Tuesday, June 02, 2009

Las Lagunas del Santuario 3: Montañas y Sorojchi

Este artículo viene ridículamente atrasado. Corresponde al último viaje que hice en enero de este año, y lo he tenido en pausa durante un semestre entero. Ya estoy en Chile otra vez, y recién ahora lo vengo a publicar.

Éste fue el primer paseo en el que me di cuenta que las panorámicas eran la mejor manera de mostrar el entorno, mucho más allá de las posibilidades que ofrece una sola foto. Así que le di rienda suelta a las panorámicas. Diría que hay unas cuarenta. Espero que el gentil lector no se sature. Recuerda: todas las panorámicas son links a fotos de mayor resolución.

Al grano, entonces. Era la última semana de mi estadía y también la última oportunidad que tendría de salir a pasear. Quedaban algunos paseos pendientes que no había podido realizar, pero éste era el más importante: volver, en verano, a las Lagunas del Santuario. Rodrigo ya se había devuelto a Panamá, donde estaba trabajando y según recuerdo Chico no quiso salir porque al día siguiente iba a participar en alguna carrera. Hice algunas otras llamadas, y me quedó claro que la situación era preocupante: hasta el momento, no tenía quién me acompañara. Ir solo a las Lagunas del Santuario, ni loco.

Por los foros me puse en contacto con Felipe y Nico, quienes se animaron a ir.

Del comienzo al primer descanso, no hubo ninguna novedad. Ahí Felipe partió a buscar un geocache dejado por Run, hace año y medio, en mi primera ida a las Lagunas del Santuario. Ahí estaba la lata de almendras, con su bitácora y su regalito.



Era hora de ponerse crema solar.



Seguimos adelante, y si bien el paisaje no estaba tan floreado como en la ocasión anterior, sí había manchones de color por aquí y por allá.



Uno de los tramos más fáciles del camino de subida.



A veces la huella era buena, fácil. A veces no.



Y él? Qué hacía allá arriba? Por primera vez nos encontrábamos con alguien en la casa de la quebrada.



No hay nada más acá arriba. La casita, unos animales, y sería todo.



Ahí Felipe y Nico conversaron con su dueño. Les contó que se quedaban en esa casa para llevar a los animales a las veranadas. El tramo de Santiago a ese punto les tomaba 5 horas, y en el invierno, era necesario salir por el camino que va hacia la mina.

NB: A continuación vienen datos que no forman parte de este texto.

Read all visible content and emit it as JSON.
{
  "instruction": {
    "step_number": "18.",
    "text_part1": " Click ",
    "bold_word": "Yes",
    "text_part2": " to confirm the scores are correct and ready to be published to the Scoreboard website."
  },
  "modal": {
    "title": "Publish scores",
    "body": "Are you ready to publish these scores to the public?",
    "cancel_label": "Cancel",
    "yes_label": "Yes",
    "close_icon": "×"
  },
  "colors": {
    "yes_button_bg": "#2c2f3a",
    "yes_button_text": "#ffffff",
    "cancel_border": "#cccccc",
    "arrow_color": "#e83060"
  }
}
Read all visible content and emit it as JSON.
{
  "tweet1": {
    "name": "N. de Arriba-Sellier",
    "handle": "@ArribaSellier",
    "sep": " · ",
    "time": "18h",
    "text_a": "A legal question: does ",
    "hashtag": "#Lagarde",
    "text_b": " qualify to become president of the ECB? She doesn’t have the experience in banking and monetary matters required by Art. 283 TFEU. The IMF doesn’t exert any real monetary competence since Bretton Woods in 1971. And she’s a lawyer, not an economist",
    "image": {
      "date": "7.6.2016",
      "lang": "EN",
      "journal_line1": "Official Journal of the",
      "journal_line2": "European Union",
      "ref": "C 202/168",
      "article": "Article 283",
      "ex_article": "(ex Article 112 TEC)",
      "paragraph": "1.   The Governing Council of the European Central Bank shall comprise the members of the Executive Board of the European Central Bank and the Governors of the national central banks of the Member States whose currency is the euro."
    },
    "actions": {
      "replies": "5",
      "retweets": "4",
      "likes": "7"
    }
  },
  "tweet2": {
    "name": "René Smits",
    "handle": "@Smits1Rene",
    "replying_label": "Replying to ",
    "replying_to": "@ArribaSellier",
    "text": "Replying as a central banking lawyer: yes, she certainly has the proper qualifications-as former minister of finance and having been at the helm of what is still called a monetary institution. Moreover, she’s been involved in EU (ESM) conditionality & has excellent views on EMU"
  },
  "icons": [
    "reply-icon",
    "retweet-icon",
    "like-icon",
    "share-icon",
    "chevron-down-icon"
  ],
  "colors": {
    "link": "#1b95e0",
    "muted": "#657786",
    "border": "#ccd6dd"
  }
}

Hoy estaba abriendo un cauce para que corriera agua de las vertientes que brotaban un poco más arriba en el cerro. Con esa agua regaría más abajo, para que creciera más pasto.



Luego del largo y sinuoso camino, llegamos a lo alto y plano.



Nico y Felipe andaban a paso seguro y constante, a pesar de su poca experiencia en tierra.




A lo lejos, el Cerro Manquehue y el resto de Santiago, bajo su capa gris de smog.



Adelante, adelante. Ésta era solamente una fracción del camino que nos esperaba.



Pero eventualmente uno llega a las lomas de los cerros, y el andar es más rápido, más fácil.



Con cuidado de no asustar a las vacas, seguimos cuesta arriba.



De ahí, al túnel. Esta vez no se me apagó el motor con el agua fría. Y fue un alivio poder salir del sol y el calor.



Del otro lado del túnel subimos a las antenas.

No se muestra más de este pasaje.